Understanding Integral Help: A Comprehensive Solution for Your Questions

[transgalactic]

a question and a solution is here

http://i42.tinypic.com/2qch7vo.gif

J=I/A
V=qE(\tao)/me

by the intervals iknow that they are scanning the whole sphere
I=J*S (the double integral is S)
why
they are doing Q_0 -Q(t) ??

 

[Cyosis]

I=JA is only valid if the current density is constant along the surface. If it is not, as always, you have to integrate.

$dI=\vec{J}\cdot d\vec{a} \Rightarrow I=\int \vec{J}\cdot d\vec{a}$

In this case the current density is different along the surface of the sphere, but luckily the surface vector points in the same direction as the current density, so the integral reduces to $I=\int J da$.

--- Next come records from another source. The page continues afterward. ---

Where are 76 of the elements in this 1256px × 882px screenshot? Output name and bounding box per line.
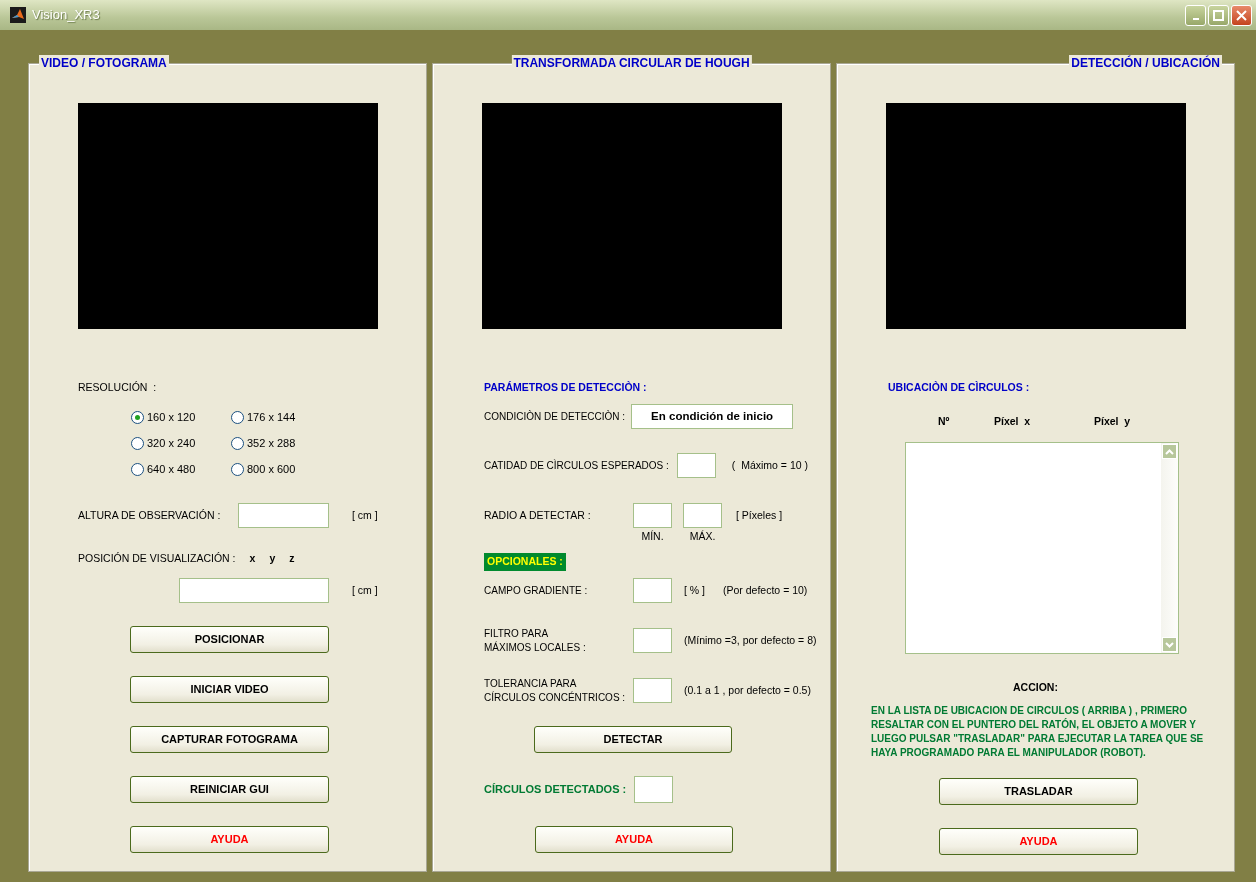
optional-badge: OPCIONALES : (484, 553, 566, 571)
list-box[interactable] (905, 442, 1179, 654)
hint-label: ( Máximo = 10 ) (731, 457, 808, 473)
radio-label: 640 x 480 (147, 461, 196, 477)
axis-label: x (249, 551, 256, 567)
scroll-up-button[interactable] (1162, 444, 1177, 459)
unit-label: [ % ] (684, 582, 705, 598)
field-label: FILTRO PARA MÁXIMOS LOCALES : (484, 626, 587, 655)
section-title: ACCION: (1013, 680, 1058, 696)
field-label: CONDICIÒN DE DETECCIÒN : (484, 409, 626, 424)
field-label: CATIDAD DE CÌRCULOS ESPERADOS : (484, 458, 669, 473)
maximize-button[interactable] (1208, 4, 1229, 26)
radio-label: 352 x 288 (247, 435, 296, 451)
instruction-text: EN LA LISTA DE UBICACION DE CIRCULOS ( ARRIBA ) , PRIMERO RESALTAR CON EL PUNTERO DEL RATÓN, EL OBJETO A MOVER Y LUEGO PULSAR "TRASLADAR" PARA EJECUTAR LA TAREA QUE SE HAYA PROGRAMADO PARA EL MANIPULADOR (ROBOT). (871, 704, 1205, 760)
input-field[interactable] (633, 578, 672, 603)
app-icon (10, 7, 26, 23)
max-label: MÁX. (688, 529, 717, 545)
radio-button[interactable] (131, 462, 144, 476)
radio-button[interactable] (231, 410, 244, 424)
axis-label: y (269, 551, 276, 567)
action-button[interactable]: INICIAR VIDEO (130, 676, 329, 703)
field-label: CAMPO GRADIENTE : (484, 583, 589, 598)
radio-label: 320 x 240 (147, 435, 196, 451)
min-label: MÍN. (640, 529, 665, 545)
action-button[interactable]: REINICIAR GUI (130, 776, 329, 803)
field-label: ALTURA DE OBSERVACIÓN : (78, 507, 222, 523)
unit-label: [ Píxeles ] (736, 507, 783, 523)
close-button[interactable] (1231, 4, 1252, 26)
input-field[interactable] (633, 678, 672, 703)
radio-label: 160 x 120 (147, 409, 196, 425)
unit-label: [ cm ] (352, 582, 378, 598)
input-field[interactable] (633, 628, 672, 653)
action-button[interactable]: CAPTURAR FOTOGRAMA (130, 726, 329, 753)
hint-label: (Por defecto = 10) (723, 582, 808, 598)
action-button[interactable]: POSICIONAR (130, 626, 329, 653)
hint-label: (0.1 a 1 , por defecto = 0.5) (684, 682, 811, 698)
action-button[interactable]: TRASLADAR (939, 778, 1138, 805)
input-field[interactable] (676, 453, 716, 478)
input-field[interactable] (683, 503, 722, 528)
field-label: POSICIÓN DE VISUALIZACIÓN : (78, 551, 236, 567)
chevron-up-icon (1165, 448, 1174, 455)
field-label: TOLERANCIA PARA CÍRCULOS CONCÉNTRICOS : (484, 676, 627, 705)
column-header: Nº (938, 414, 951, 430)
help-button[interactable]: AYUDA (535, 826, 733, 853)
radio-button[interactable] (231, 436, 244, 450)
action-button[interactable]: DETECTAR (534, 726, 732, 753)
minimize-button[interactable] (1185, 4, 1206, 26)
axis-label: z (289, 551, 295, 567)
radio-button[interactable] (131, 436, 144, 450)
scroll-down-button[interactable] (1162, 637, 1177, 652)
minimize-icon (1192, 18, 1199, 20)
section-title: PARÁMETROS DE DETECCIÒN : (484, 380, 647, 396)
radio-button[interactable] (231, 462, 244, 476)
help-button[interactable]: AYUDA (130, 826, 329, 853)
input-field[interactable] (179, 578, 329, 603)
input-field[interactable] (633, 503, 672, 528)
column-header: Píxel y (1094, 414, 1132, 430)
radio-label: 800 x 600 (247, 461, 296, 477)
unit-label: [ cm ] (352, 507, 378, 523)
hint-label: (Mínimo =3, por defecto = 8) (684, 632, 817, 648)
field-label: RADIO A DETECTAR : (484, 507, 592, 523)
chevron-down-icon (1165, 641, 1174, 648)
help-button[interactable]: AYUDA (939, 828, 1138, 855)
radio-label: 176 x 144 (247, 409, 296, 425)
input-field[interactable] (634, 776, 673, 803)
maximize-icon (1212, 8, 1225, 22)
column-header: Píxel x (994, 414, 1032, 430)
status-field: En condición de inicio (631, 404, 794, 429)
window-title: Vision_XR3 (32, 6, 100, 25)
resolution-label: RESOLUCIÓN : (78, 380, 157, 396)
result-label: CÍRCULOS DETECTADOS : (484, 782, 628, 798)
input-field[interactable] (238, 503, 329, 528)
radio-button[interactable] (131, 410, 144, 424)
section-title: UBICACIÒN DE CÌRCULOS : (888, 380, 1030, 396)
close-icon (1235, 8, 1248, 22)
scrollbar[interactable] (1161, 443, 1178, 653)
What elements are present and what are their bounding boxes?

You know two boundary conditions $Q(0)=Q_0$, $I(0)=0$ and $Q_{tot}(t)=Q_0+Q(t)$. Evaluate the integrals and solve the integration constant using the boundary conditions.

 

[transgalactic]

on what basis you say that I(0)=0
on what basis you say Q_total(t)=Q_0+Q(t)
how do you know that surface vector points in the same direction as the current density
??

 

[Cyosis]

The total charge is the sum of the separate charges. What are the separate charges? Q_0, and the charge the current causes the sphere to have over time. At t=0 it is given that the sphere only possesses a charge Q_0, so there needs to be zero contribution from the current.
J points in the rhat direction. Any normal vector, nhat, on a sphere is a vector perpendicular to the surface of the sphere. Therefore nhat=rhat and rhat.rhat=1.

 

[transgalactic]

whats rhat and nhat ??

 

[Cyosis]

They are the unit vectors $\hat{r}, \hat{n}$.

 

[transgalactic]

we have already done
$$I=\int J da$$
we have some expresion
and i know the law of I=dq/dt (derivative of Q)
but why they say that its -I=dq/dt (minus derivative of Q)
??

 

[transgalactic]

why minus
??

 

[Mark44]

They are keeping track of directions. From the page you posted, "The current is directed along the positive $\hat{r}$ axis (away from the charge inside the sphere).

I read this as meaning that the current is moving outward, but Q increases in the opposite direction; that is Q decreases (so dQ/dt is negative) in the direction I is flowing. I and dQ/dt have the same magnitudes, but opposite signes.